If null, this document processor is not related to a data model.
If "auto", this document processor is auto-generated by a data model.
If "customized", this document processor was auto-generated by a data model and then customized.
If "error", there is a conflict between this document processor and the data model.
dataModelClass
string
If dataModelState is either "auto" or "customized", you will find here the name of the DataModelClass that generated this DocumentProcessor.
dataModelProperty
string
If dataModelState is either "auto" or "customized", you will find here the name of the DataModelProperty that generated this DocumentProcessor.
disabled
boolean
Disable the DocumentProcessor
outputContext
string
ContextName to be associated with the DocumentChunk created for each new context.
pattern
string
Pattern used to match the substrings to replace.

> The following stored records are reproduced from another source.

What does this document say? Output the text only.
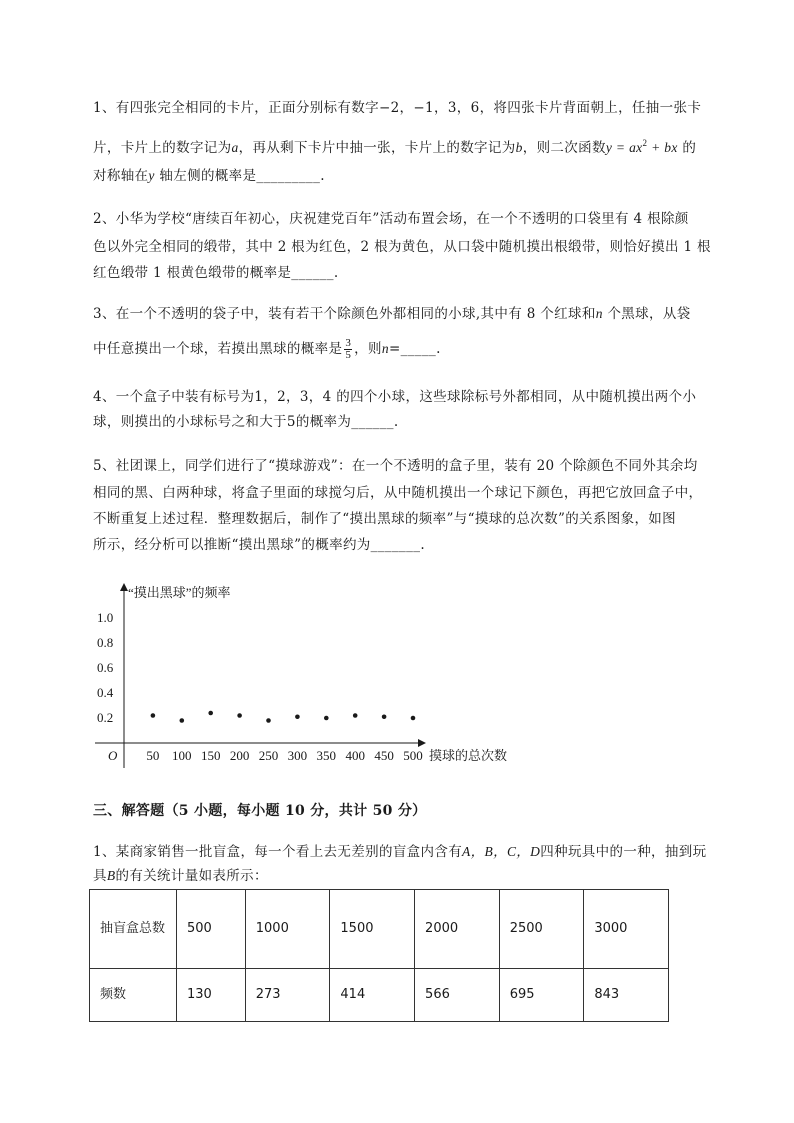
1、有四张完全相同的卡片，正面分别标有数字−2，−1，3，6，将四张卡片背面朝上，任抽一张卡
片，卡片上的数字记为a，再从剩下卡片中抽一张，卡片上的数字记为b，则二次函数$y = ax^2$ + bx 的
对称轴在y 轴左侧的概率是_________.
2、小华为学校“唐续百年初心，庆祝建党百年”活动布置会场，在一个不透明的口袋里有 4 根除颜
色以外完全相同的缎带，其中 2 根为红色，2 根为黄色，从口袋中随机摸出根缎带，则恰好摸出 1 根
红色缎带 1 根黄色缎带的概率是______.
3、在一个不透明的袋子中，装有若干个除颜色外都相同的小球,其中有 8 个红球和n 个黑球，从袋
中任意摸出一个球，若摸出黑球的概率是 $\frac{3}{5}$ ，则n=_____.
4、一个盒子中装有标号为1，2，3，4 的四个小球，这些球除标号外都相同，从中随机摸出两个小
球，则摸出的小球标号之和大于5的概率为______.
5、社团课上，同学们进行了“摸球游戏”：在一个不透明的盒子里，装有 20 个除颜色不同外其余均
相同的黑、白两种球，将盒子里面的球搅匀后，从中随机摸出一个球记下颜色，再把它放回盒子中，
不断重复上述过程．整理数据后，制作了“摸出黑球的频率”与“摸球的总次数”的关系图象，如图
所示，经分析可以推断“摸出黑球”的概率约为_______.
“摸出黑球”的频率
摸球的总次数
O
0.2
0.4
0.6
0.8
1.0
50 100 150 200 250 300 350 400 450 500
三、解答题（5 小题，每小题 10 分，共计 50 分）
1、某商家销售一批盲盒，每一个看上去无差别的盲盒内含有A，B，C，D四种玩具中的一种，抽到玩
具B的有关统计量如表所示：
抽盲盒总数	500	1000	1500	2000	2500	3000
频数	130	273	414	566	695	843
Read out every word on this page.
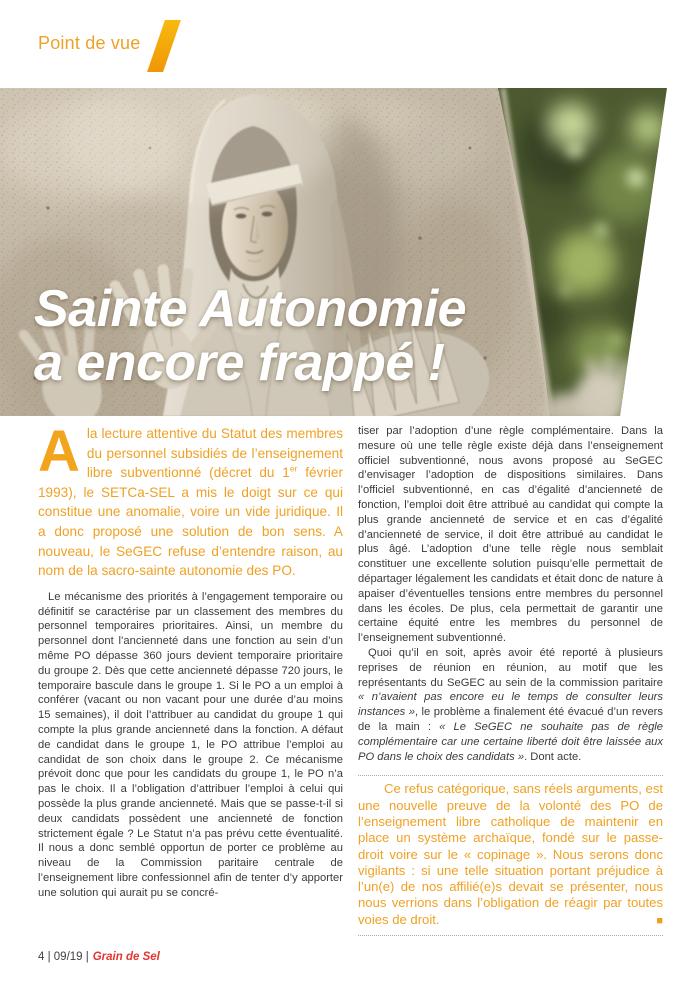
Point de vue
Sainte Autonomie
a encore frappé !

Ala lecture attentive du Statut des membres du personnel subsidiés de l’enseignement libre subventionné (décret du 1er février 1993), le SETCa-SEL a mis le doigt sur ce qui constitue une anomalie, voire un vide juridique. Il a donc proposé une solution de bon sens. A nouveau, le SeGEC refuse d’entendre raison, au nom de la sacro-sainte autonomie des PO.

Le mécanisme des priorités à l’engagement temporaire ou définitif se caractérise par un classement des membres du personnel temporaires prioritaires. Ainsi, un membre du personnel dont l’ancienneté dans une fonction au sein d’un même PO dépasse 360 jours devient temporaire prioritaire du groupe 2. Dès que cette ancienneté dépasse 720 jours, le temporaire bascule dans le groupe 1. Si le PO a un emploi à conférer (vacant ou non vacant pour une durée d’au moins 15 semaines), il doit l’attribuer au candidat du groupe 1 qui compte la plus grande ancienneté dans la fonction. A défaut de candidat dans le groupe 1, le PO attribue l’emploi au candidat de son choix dans le groupe 2. Ce mécanisme prévoit donc que pour les candidats du groupe 1, le PO n’a pas le choix. Il a l’obligation d’attribuer l’emploi à celui qui possède la plus grande ancienneté. Mais que se passe-t-il si deux candidats possèdent une ancienneté de fonction strictement égale ? Le Statut n’a pas prévu cette éventualité. Il nous a donc semblé opportun de porter ce problème au niveau de la Commission paritaire centrale de l’enseignement libre confessionnel afin de tenter d’y apporter une solution qui aurait pu se concré-

tiser par l’adoption d’une règle complémentaire. Dans la mesure où une telle règle existe déjà dans l’enseignement officiel subventionné, nous avons proposé au SeGEC d’envisager l’adoption de dispositions similaires. Dans l’officiel subventionné, en cas d’égalité d’ancienneté de fonction, l’emploi doit être attribué au candidat qui compte la plus grande ancienneté de service et en cas d’égalité d’ancienneté de service, il doit être attribué au candidat le plus âgé. L’adoption d’une telle règle nous semblait constituer une excellente solution puisqu’elle permettait de départager légalement les candidats et était donc de nature à apaiser d’éventuelles tensions entre membres du personnel dans les écoles. De plus, cela permettait de garantir une certaine équité entre les membres du personnel de l’enseignement subventionné.

Quoi qu’il en soit, après avoir été reporté à plusieurs reprises de réunion en réunion, au motif que les représentants du SeGEC au sein de la commission paritaire « n’avaient pas encore eu le temps de consulter leurs instances », le problème a finalement été évacué d’un revers de la main : « Le SeGEC ne souhaite pas de règle complémentaire car une certaine liberté doit être laissée aux PO dans le choix des candidats ». Dont acte.

Ce refus catégorique, sans réels arguments, est une nouvelle preuve de la volonté des PO de l’enseignement libre catholique de maintenir en place un système archaïque, fondé sur le passe-droit voire sur le « copinage ». Nous serons donc vigilants : si une telle situation portant préjudice à l’un(e) de nos affilié(e)s devait se présenter, nous nous verrions dans l’obligation de réagir par toutes voies de droit.	■
4 | 09/19 | Grain de Sel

ASTL library is used to perform regular expression matching. The regular expression language supported is Perl 5, WITHOUT support for:
lazy (non-greedy) quantifiers like *?, +?, ??, {n}?, {n,}?, {n,m}?
possessive quantifiers like *+, ++, ?+, {n}+, {n,}+, {n,m}+
assertions like \b, \B, \A, \z, \Z, \G
look-around assertions (?=pattern), (?!pattern), (?<=pattern), (?<!pattern)
named captures (?'name'pattern), (?<name>pattern)
numeric and named backreferences like \1, \g1, g{-1}, \g{name}, k<name>, k'name'
named Unicode character \N{name}
all operators related to Perl code inlining like (?{ code })
all operators related to backtracking algorithm control like independent subexpression (?>pattern)
\C matching a single C char (octet)
of the pattern-match modifiers (?pimsx-imsx) only (?i:pattern) and (?i) are supported (no negative form)
value
string
The replacement value (sed-like output format).
replaceAll
boolean
True
Replaces all first occurrences of patterns.
Nested elements:
Name
Type
Description
fromDataModel
com.exalead.indexing.analysis.v10.DocumentProcessor
If dataModelState is "customized", you will find here the original document processor generated by the data model. Use this to easily revert to "auto" state from "customized". @IgnoreForValueConstructor
AcceptCondition
com.exalead.indexing.analysis.v10.AcceptCondition
Expresses the enablement condition of this DocumentProcessor.